Andrea Arcangeli wrote:

> For x86 all function parameters are passed across the stack (little endian
> so the first push refer the last argument) while the retval is returned in
> eax if the function returns 32bit. If the function return a large struct
> it should be returned the pointer to the struct. I don' t know the
> details, if somebody would know the details I could be interested too
> (just for curiosity).

x86 uses transparent reference, i.e. the caller allocates space for
the return value and passes a pointer to it. IOW,

        struct foo bar(void)

is implemented as if it were

        void bar(struct foo *result)

> Sure you have not to preserve eax inside the function call, since it
> has to contain the retval...

You don't have to preserve any registers (I don't know about the FPU
state).

> BTW, Glynn some mail ago you said that the x86 would _not_ perform better
> a lot passing arguments to the function through registers, and this is not
> true since for example the eax register has not to be preserved at all.

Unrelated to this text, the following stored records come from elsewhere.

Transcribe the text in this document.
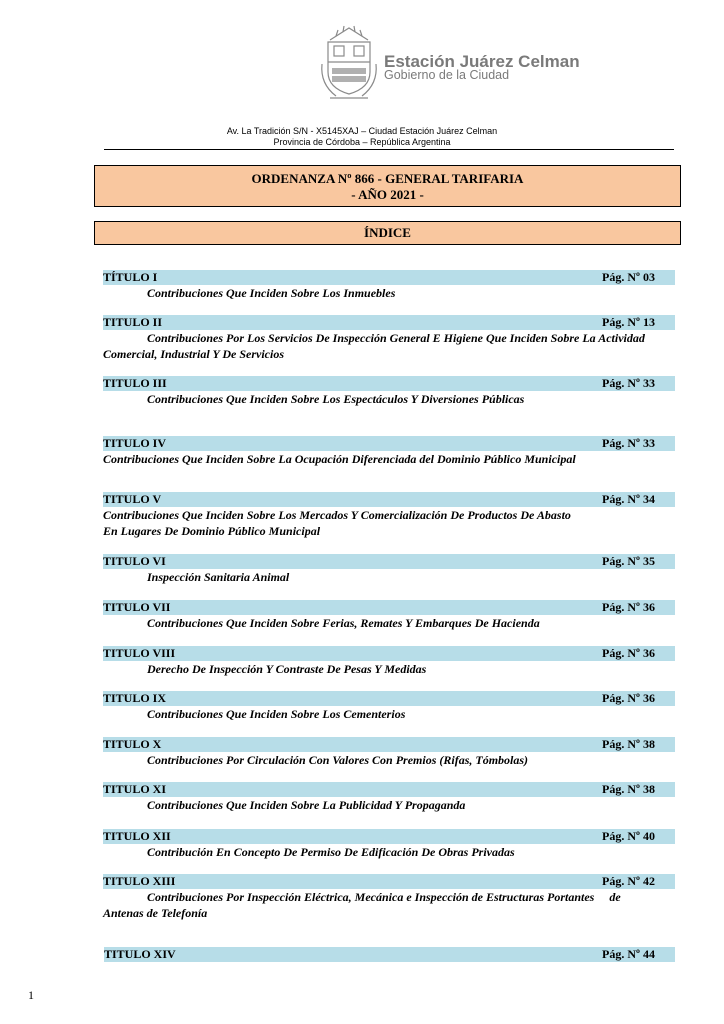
Estación Juárez Celman
Gobierno de la Ciudad
Av. La Tradición S/N - X5145XAJ – Ciudad Estación Juárez Celman
Provincia de Córdoba – República Argentina
ORDENANZA Nº 866 - GENERAL TARIFARIA
- AÑO 2021 -
ÍNDICE
TÍTULO I	Pág. Nº 03
Contribuciones Que Inciden Sobre Los Inmuebles
TITULO II	Pág. Nº 13
Contribuciones Por Los Servicios De Inspección General E Higiene Que Inciden Sobre La Actividad Comercial, Industrial Y De Servicios
TITULO III	Pág. Nº 33
Contribuciones Que Inciden Sobre Los Espectáculos Y Diversiones Públicas
TITULO IV	Pág. Nº 33
Contribuciones Que Inciden Sobre La Ocupación Diferenciada del Dominio Público Municipal
TITULO V	Pág. Nº 34
Contribuciones Que Inciden Sobre Los Mercados Y Comercialización De Productos De Abasto
En Lugares De Dominio Público Municipal
TITULO VI	Pág. Nº 35
Inspección Sanitaria Animal
TITULO VII	Pág. Nº 36
Contribuciones Que Inciden Sobre Ferias, Remates Y Embarques De Hacienda
TITULO VIII	Pág. Nº 36
Derecho De Inspección Y Contraste De Pesas Y Medidas
TITULO IX	Pág. Nº 36
Contribuciones Que Inciden Sobre Los Cementerios
TITULO X	Pág. Nº 38
Contribuciones Por Circulación Con Valores Con Premios (Rifas, Tómbolas)
TITULO XI	Pág. Nº 38
Contribuciones Que Inciden Sobre La Publicidad Y Propaganda
TITULO XII	Pág. Nº 40
Contribución En Concepto De Permiso De Edificación De Obras Privadas
TITULO XIII	Pág. Nº 42
Contribuciones Por Inspección Eléctrica, Mecánica e Inspección de Estructuras Portantes     de
Antenas de Telefonía
TITULO XIV	Pág. Nº 44
1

You don't have to preserve registers across a function call. However,
you do need to preserve parameters for as long as you wish to use
them.

Given that registers are scarce on the x86, and many instructions need
specific registers (e.g. multiply uses eax/edx, the autoincrementing
instructions use esi and edi, etc), in many cases you will end up just
saving the registers in memory so that you can reuse them.

> It would be nice to pass the last parameter of the function call in
> the eax register and the other parameters across the stack as usual. 
> I think it would help a lot in performance. I' ll try to discover
> the improvement.

If the function performs a multiply, or calls another function, you're
just going to have to save eax in memory anyhow, so it may as well
start off there.

> ...<Some time passed>...
> 
> Here the example:

[snipped]

> andrea@dragon:/tmp$ gcc regparm-pentium.c -O2

What is the difference if you use `-O3' (which enables the
`-finline-functions' option)?

> andrea@dragon:/tmp$ ./a.out
> Fast latency: 1007, normal latency 1307
> 
> Using eax for passing the first argument we get a bit improvement. Sure
> this example is the best to get nice numbers from regparm(1), but the
> improvement exists in every case (except for `function(void)' of course).
> So really only history reasons are sucking performance on x86...

Trivial functions would typically benefit most from a register-based
calling convention. But in practice, a function as trivial as `return
++t' wouldn't be a separate function. And the simple functions that do
exist in a real world program would often be inlined. So this example
doesn't really tell us how much difference a register-based calling
convention would make to real world programs.